The issue also includes a small piece on actress Chloe Sevigny, but not about her day job. Instead, Paper asks about her new clothing line for avant-garde New York boutique Opening Ceremony. Hint: This is not "Jaclyn Smith for Kmart." There's also a lengthy Q&A with director Gus Van Sant that gets awfully deep into the tension he feels between realism and production design. Naturally, this kind of grad-student journalism isn't everyone's cup of tea, but for those who crave it, Paper does it remarkably well.
And no review of Paper should neglect to mention its appearance. The photography throughout is beautiful and, dare I say, honest. Think American Apparel ads without the smut. Subjects are photographed in natural, vibrant settings, and a minimum of gloss is applied. Those new to Paper may be shocked to learn that some celebrities have physical imperfections, but the look gels nicely with the magazine's mission of going beyond the fluff.
What can be frustrating about Paper is its ambition. It seeks to cover everything from film to fashion to photography to celebrities to music, all in equal doses. And in the middle of it all is quite a bit of coverage of New York nightlife. None of the other subjects are particularly Gotham-centric, yet Paper devotes a number of pages to Time Out New York-style listings and reviews. That's just one reason readers may be a little confused as to what Paper really is.

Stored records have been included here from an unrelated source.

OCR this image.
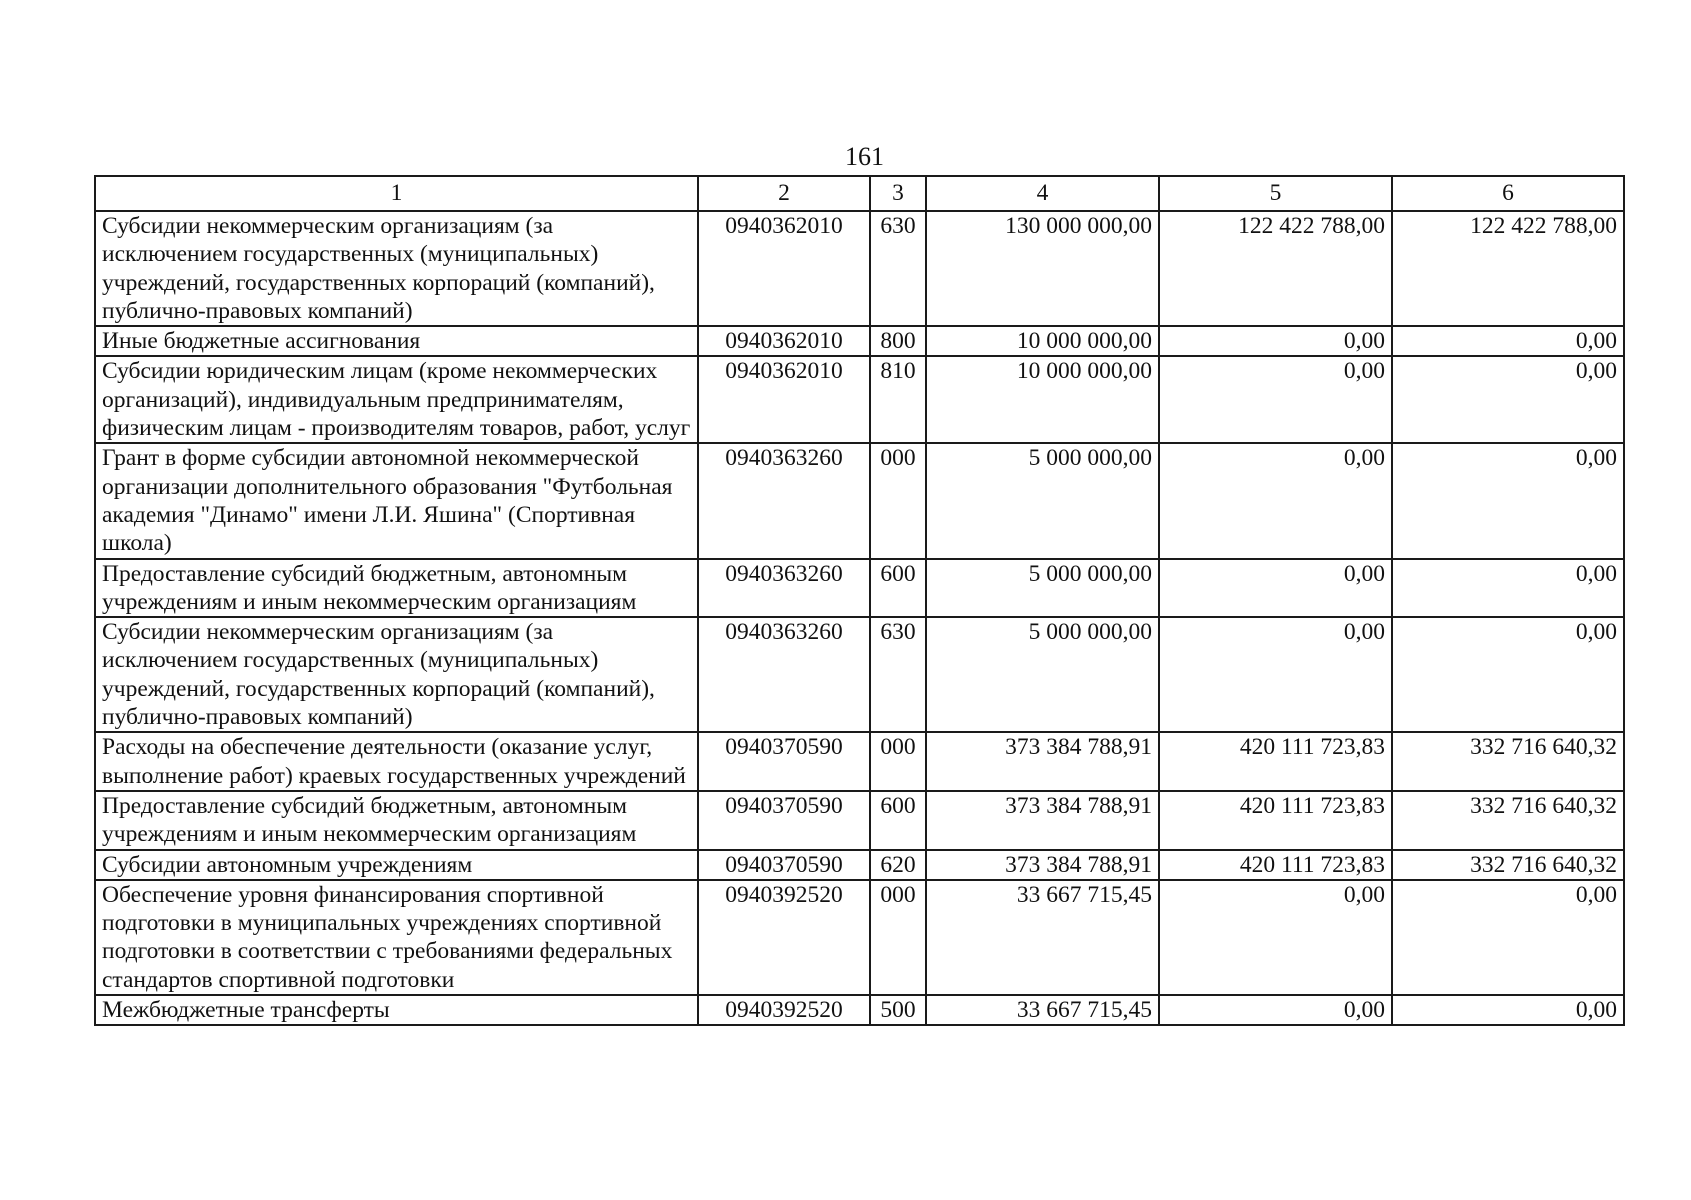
161
1	2	3	4	5	6
Субсидии некоммерческим организациям (за исключением государственных (муниципальных) учреждений, государственных корпораций (компаний), публично-правовых компаний)	0940362010	630	130 000 000,00	122 422 788,00	122 422 788,00
Иные бюджетные ассигнования	0940362010	800	10 000 000,00	0,00	0,00
Субсидии юридическим лицам (кроме некоммерческих организаций), индивидуальным предпринимателям, физическим лицам - производителям товаров, работ, услуг	0940362010	810	10 000 000,00	0,00	0,00
Грант в форме субсидии автономной некоммерческой организации дополнительного образования "Футбольная академия "Динамо" имени Л.И. Яшина" (Спортивная школа)	0940363260	000	5 000 000,00	0,00	0,00
Предоставление субсидий бюджетным, автономным учреждениям и иным некоммерческим организациям	0940363260	600	5 000 000,00	0,00	0,00
Субсидии некоммерческим организациям (за исключением государственных (муниципальных) учреждений, государственных корпораций (компаний), публично-правовых компаний)	0940363260	630	5 000 000,00	0,00	0,00
Расходы на обеспечение деятельности (оказание услуг, выполнение работ) краевых государственных учреждений	0940370590	000	373 384 788,91	420 111 723,83	332 716 640,32
Предоставление субсидий бюджетным, автономным учреждениям и иным некоммерческим организациям	0940370590	600	373 384 788,91	420 111 723,83	332 716 640,32
Субсидии автономным учреждениям	0940370590	620	373 384 788,91	420 111 723,83	332 716 640,32
Обеспечение уровня финансирования спортивной подготовки в муниципальных учреждениях спортивной подготовки в соответствии с требованиями федеральных стандартов спортивной подготовки	0940392520	000	33 667 715,45	0,00	0,00
Межбюджетные трансферты	0940392520	500	33 667 715,45	0,00	0,00
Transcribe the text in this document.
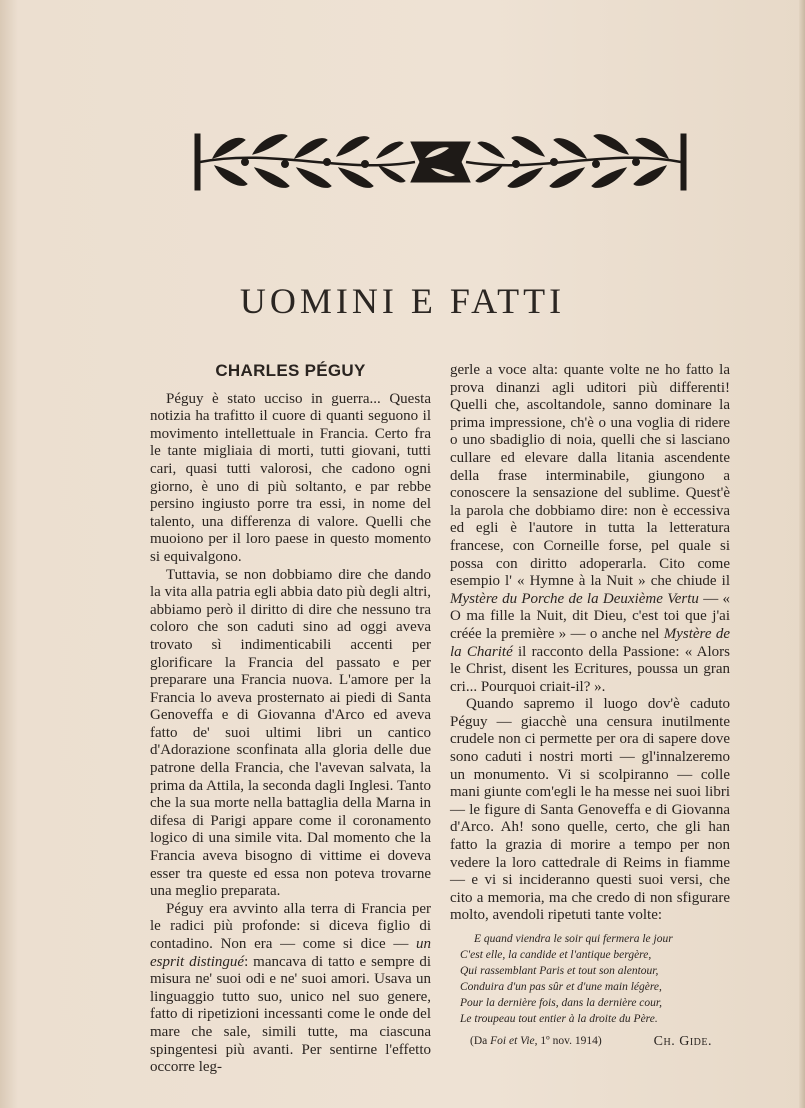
UOMINI E FATTI
CHARLES PÉGUY

Péguy è stato ucciso in guerra... Questa notizia ha trafitto il cuore di quanti seguono il movimento intellettuale in Francia. Certo fra le tante migliaia di morti, tutti giovani, tutti cari, quasi tutti valorosi, che cadono ogni giorno, è uno di più soltanto, e par rebbe persino ingiusto porre tra essi, in nome del talento, una differenza di valore. Quelli che muoiono per il loro paese in questo momento si equivalgono.

Tuttavia, se non dobbiamo dire che dando la vita alla patria egli abbia dato più degli altri, abbiamo però il diritto di dire che nessuno tra coloro che son caduti sino ad oggi aveva trovato sì indimenticabili accenti per glorificare la Francia del passato e per preparare una Francia nuova. L'amore per la Francia lo aveva prosternato ai piedi di Santa Genoveffa e di Giovanna d'Arco ed aveva fatto de' suoi ultimi libri un cantico d'Adorazione sconfinata alla gloria delle due patrone della Francia, che l'avevan salvata, la prima da Attila, la seconda dagli Inglesi. Tanto che la sua morte nella battaglia della Marna in difesa di Parigi appare come il coronamento logico di una simile vita. Dal momento che la Francia aveva bisogno di vittime ei doveva esser tra queste ed essa non poteva trovarne una meglio preparata.

Péguy era avvinto alla terra di Francia per le radici più profonde: si diceva figlio di contadino. Non era — come si dice — un esprit distingué: mancava di tatto e sempre di misura ne' suoi odi e ne' suoi amori. Usava un linguaggio tutto suo, unico nel suo genere, fatto di ripetizioni incessanti come le onde del mare che sale, simili tutte, ma ciascuna spingentesi più avanti. Per sentirne l'effetto occorre leg-

gerle a voce alta: quante volte ne ho fatto la prova dinanzi agli uditori più differenti! Quelli che, ascoltandole, sanno dominare la prima impressione, ch'è o una voglia di ridere o uno sbadiglio di noia, quelli che si lasciano cullare ed elevare dalla litania ascendente della frase interminabile, giungono a conoscere la sensazione del sublime. Quest'è la parola che dobbiamo dire: non è eccessiva ed egli è l'autore in tutta la letteratura francese, con Corneille forse, pel quale si possa con diritto adoperarla. Cito come esempio l' « Hymne à la Nuit » che chiude il Mystère du Porche de la Deuxième Vertu — « O ma fille la Nuit, dit Dieu, c'est toi que j'ai créée la première » — o anche nel Mystère de la Charité il racconto della Passione: « Alors le Christ, disent les Ecritures, poussa un gran cri... Pourquoi criait-il? ».

Quando sapremo il luogo dov'è caduto Péguy — giacchè una censura inutilmente crudele non ci permette per ora di sapere dove sono caduti i nostri morti — gl'innalzeremo un monumento. Vi si scolpiranno — colle mani giunte com'egli le ha messe nei suoi libri — le figure di Santa Genoveffa e di Giovanna d'Arco. Ah! sono quelle, certo, che gli han fatto la grazia di morire a tempo per non vedere la loro cattedrale di Reims in fiamme — e vi si incideranno questi suoi versi, che cito a memoria, ma che credo di non sfigurare molto, avendoli ripetuti tante volte:

E quand viendra le soir qui fermera le jour
C'est elle, la candide et l'antique bergère,
Qui rassemblant Paris et tout son alentour,
Conduira d'un pas sûr et d'une main légère,
Pour la dernière fois, dans la dernière cour,
Le troupeau tout entier à la droite du Père.
(Da Foi et Vie, 1º nov. 1914)	Ch. Gide.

But there's a greater cause for confusion here. When I first began reading Paper about a year ago, I could tell it was some kind of art or culture magazine, and an extremely hip one at that -- but what was with the name? At first it made me think Paper was a photography magazine, and its artsy look bore that out. But it didn't take long to realize I was wrong. Paper is also not about literature, forest conservation or the EZWider corporation. So what gives?

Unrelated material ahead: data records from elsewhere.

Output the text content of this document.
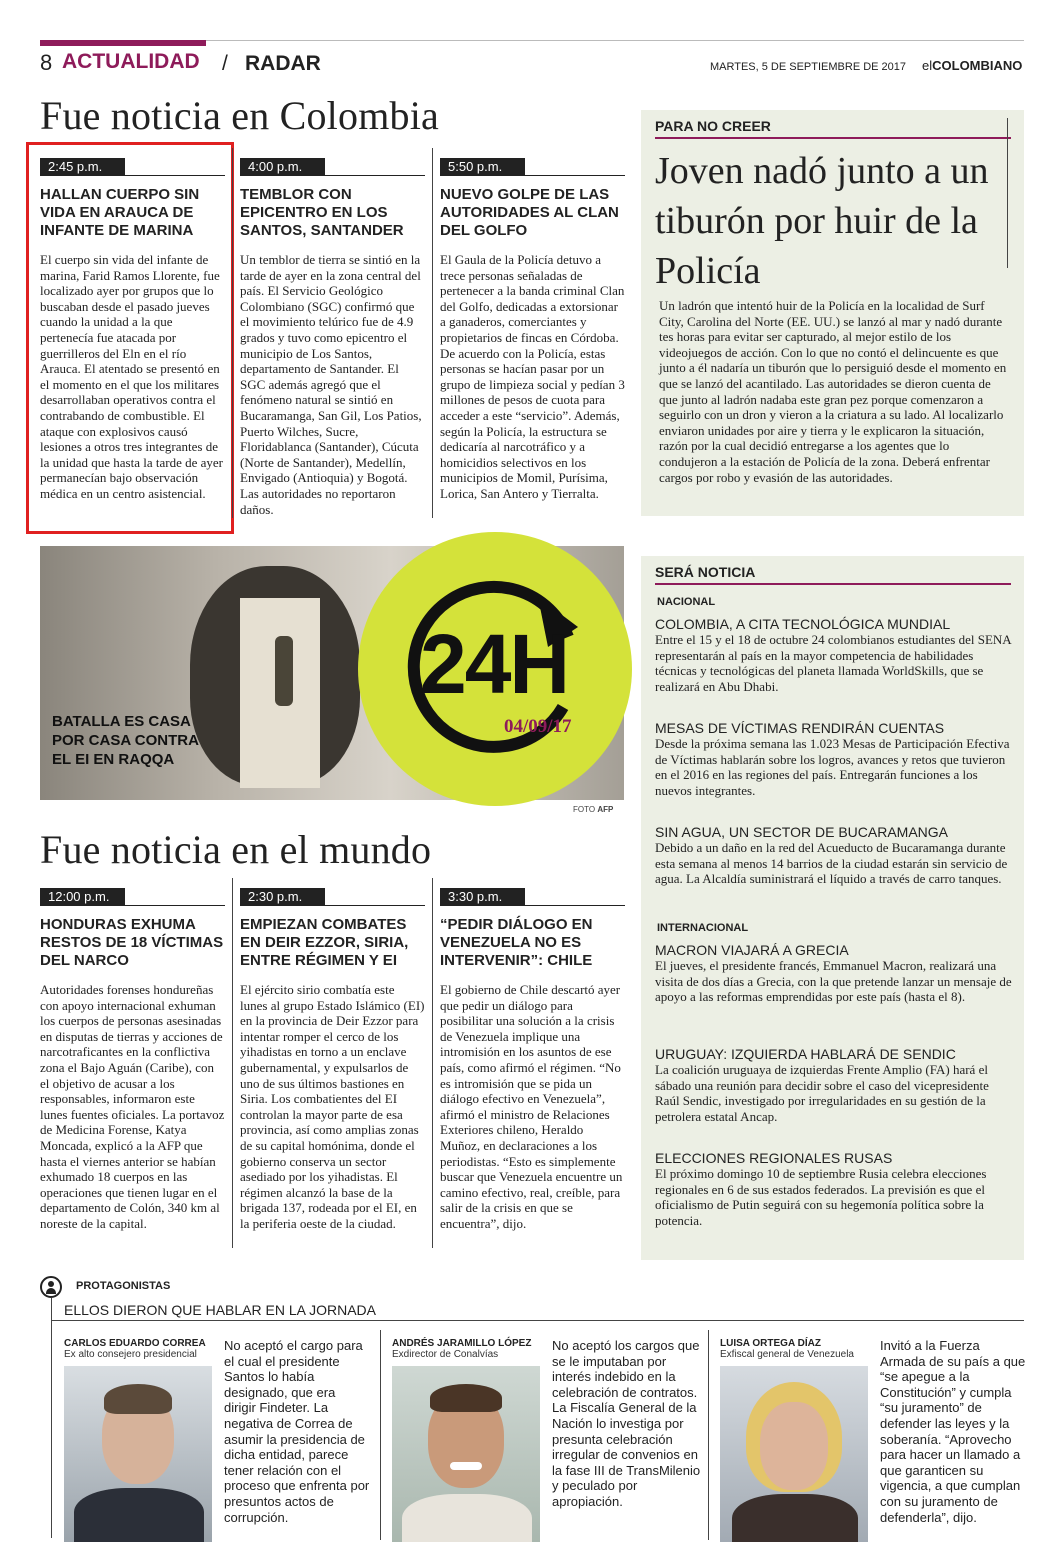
8 ACTUALIDAD / RADAR	MARTES, 5 DE SEPTIEMBRE DE 2017 elCOLOMBIANO
Fue noticia en Colombia
2:45 p.m.
HALLAN CUERPO SIN VIDA EN ARAUCA DE INFANTE DE MARINA
El cuerpo sin vida del infante de marina, Farid Ramos Llorente, fue localizado ayer por grupos que lo buscaban desde el pasado jueves cuando la unidad a la que pertenecía fue atacada por guerrilleros del Eln en el río Arauca. El atentado se presentó en el momento en el que los militares desarrollaban operativos contra el contrabando de combustible. El ataque con explosivos causó lesiones a otros tres integrantes de la unidad que hasta la tarde de ayer permanecían bajo observación médica en un centro asistencial.
4:00 p.m.
TEMBLOR CON EPICENTRO EN LOS SANTOS, SANTANDER
Un temblor de tierra se sintió en la tarde de ayer en la zona central del país. El Servicio Geológico Colombiano (SGC) confirmó que el movimiento telúrico fue de 4.9 grados y tuvo como epicentro el municipio de Los Santos, departamento de Santander. El SGC además agregó que el fenómeno natural se sintió en Bucaramanga, San Gil, Los Patios, Puerto Wilches, Sucre, Floridablanca (Santander), Cúcuta (Norte de Santander), Medellín, Envigado (Antioquia) y Bogotá. Las autoridades no reportaron daños.
5:50 p.m.
NUEVO GOLPE DE LAS AUTORIDADES AL CLAN DEL GOLFO
El Gaula de la Policía detuvo a trece personas señaladas de pertenecer a la banda criminal Clan del Golfo, dedicadas a extorsionar a ganaderos, comerciantes y propietarios de fincas en Córdoba. De acuerdo con la Policía, estas personas se hacían pasar por un grupo de limpieza social y pedían 3 millones de pesos de cuota para acceder a este “servicio”. Además, según la Policía, la estructura se dedicaría al narcotráfico y a homicidios selectivos en los municipios de Momil, Purísima, Lorica, San Antero y Tierralta.
PARA NO CREER
Joven nadó junto a un tiburón por huir de la Policía
Un ladrón que intentó huir de la Policía en la localidad de Surf City, Carolina del Norte (EE. UU.) se lanzó al mar y nadó durante tes horas para evitar ser capturado, al mejor estilo de los videojuegos de acción. Con lo que no contó el delincuente es que junto a él nadaría un tiburón que lo persiguió desde el momento en que se lanzó del acantilado. Las autoridades se dieron cuenta de que junto al ladrón nadaba este gran pez porque comenzaron a seguirlo con un dron y vieron a la criatura a su lado. Al localizarlo enviaron unidades por aire y tierra y le explicaron la situación, razón por la cual decidió entregarse a los agentes que lo condujeron a la estación de Policía de la zona. Deberá enfrentar cargos por robo y evasión de las autoridades.
BATALLA ES CASA POR CASA CONTRA EL EI EN RAQQA
24H
04/09/17
FOTO AFP
Fue noticia en el mundo
12:00 p.m.
HONDURAS EXHUMA RESTOS DE 18 VÍCTIMAS DEL NARCO
Autoridades forenses hondureñas con apoyo internacional exhuman los cuerpos de personas asesinadas en disputas de tierras y acciones de narcotraficantes en la conflictiva zona el Bajo Aguán (Caribe), con el objetivo de acusar a los responsables, informaron este lunes fuentes oficiales. La portavoz de Medicina Forense, Katya Moncada, explicó a la AFP que hasta el viernes anterior se habían exhumado 18 cuerpos en las operaciones que tienen lugar en el departamento de Colón, 340 km al noreste de la capital.
2:30 p.m.
EMPIEZAN COMBATES EN DEIR EZZOR, SIRIA, ENTRE RÉGIMEN Y EI
El ejército sirio combatía este lunes al grupo Estado Islámico (EI) en la provincia de Deir Ezzor para intentar romper el cerco de los yihadistas en torno a un enclave gubernamental, y expulsarlos de uno de sus últimos bastiones en Siria. Los combatientes del EI controlan la mayor parte de esa provincia, así como amplias zonas de su capital homónima, donde el gobierno conserva un sector asediado por los yihadistas. El régimen alcanzó la base de la brigada 137, rodeada por el EI, en la periferia oeste de la ciudad.
3:30 p.m.
“PEDIR DIÁLOGO EN VENEZUELA NO ES INTERVENIR”: CHILE
El gobierno de Chile descartó ayer que pedir un diálogo para posibilitar una solución a la crisis de Venezuela implique una intromisión en los asuntos de ese país, como afirmó el régimen. “No es intromisión que se pida un diálogo efectivo en Venezuela”, afirmó el ministro de Relaciones Exteriores chileno, Heraldo Muñoz, en declaraciones a los periodistas. “Esto es simplemente buscar que Venezuela encuentre un camino efectivo, real, creíble, para salir de la crisis en que se encuentra”, dijo.
SERÁ NOTICIA
NACIONAL
COLOMBIA, A CITA TECNOLÓGICA MUNDIAL
Entre el 15 y el 18 de octubre 24 colombianos estudiantes del SENA representarán al país en la mayor competencia de habilidades técnicas y tecnológicas del planeta llamada WorldSkills, que se realizará en Abu Dhabi.
MESAS DE VÍCTIMAS RENDIRÁN CUENTAS
Desde la próxima semana las 1.023 Mesas de Participación Efectiva de Víctimas hablarán sobre los logros, avances y retos que tuvieron en el 2016 en las regiones del país. Entregarán funciones a los nuevos integrantes.
SIN AGUA, UN SECTOR DE BUCARAMANGA
Debido a un daño en la red del Acueducto de Bucaramanga durante esta semana al menos 14 barrios de la ciudad estarán sin servicio de agua. La Alcaldía suministrará el líquido a través de carro tanques.
INTERNACIONAL
MACRON VIAJARÁ A GRECIA
El jueves, el presidente francés, Emmanuel Macron, realizará una visita de dos días a Grecia, con la que pretende lanzar un mensaje de apoyo a las reformas emprendidas por este país (hasta el 8).
URUGUAY: IZQUIERDA HABLARÁ DE SENDIC
La coalición uruguaya de izquierdas Frente Amplio (FA) hará el sábado una reunión para decidir sobre el caso del vicepresidente Raúl Sendic, investigado por irregularidades en su gestión de la petrolera estatal Ancap.
ELECCIONES REGIONALES RUSAS
El próximo domingo 10 de septiembre Rusia celebra elecciones regionales en 6 de sus estados federados. La previsión es que el oficialismo de Putin seguirá con su hegemonía política sobre la potencia.
PROTAGONISTAS
ELLOS DIERON QUE HABLAR EN LA JORNADA
CARLOS EDUARDO CORREA
Ex alto consejero presidencial
No aceptó el cargo para el cual el presidente Santos lo había designado, que era dirigir Findeter. La negativa de Correa de asumir la presidencia de dicha entidad, parece tener relación con el proceso que enfrenta por presuntos actos de corrupción.
ANDRÉS JARAMILLO LÓPEZ
Exdirector de Conalvías
No aceptó los cargos que se le imputaban por interés indebido en la celebración de contratos. La Fiscalía General de la Nación lo investiga por presunta celebración irregular de convenios en la fase III de TransMilenio y peculado por apropiación.
LUISA ORTEGA DÍAZ
Exfiscal general de Venezuela
Invitó a la Fuerza Armada de su país a que “se apegue a la Constitución” y cumpla “su juramento” de defender las leyes y la soberanía. “Aprovecho para hacer un llamado a que garanticen su vigencia, a que cumplan con su juramento de defenderla”, dijo.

Hence the phone call to Paper's Manhattan offices. I didn't really want to bother, say, the editor in chief with my query, so I had the following conversation with the receptionist:
Me: "Hi, I write magazine reviews, and I was wondering, why is your magazine called Paper?"
Receptionist: "I have no idea. I'm just the [irritated] receptionist."
My new friend then gave me the e-mail address of a marketing person named Emily, who eventually told me she wanted to run my question by the pub's "editor/founder/publisher." Which means that in one day I managed to annoy both the most and least important people at Paper! Perhaps this is why critics don't contact their subjects.
Of course, it also means that even people who work at Paper don't know why it's called that. Does that strike anyone else as odd? And perhaps even a bad idea?
Incidentally, I never did get an answer. If I eventually do, I'll post it as a comment for this review. In the meantime, I welcome your guesses. As always, irresponsible speculation is encouraged.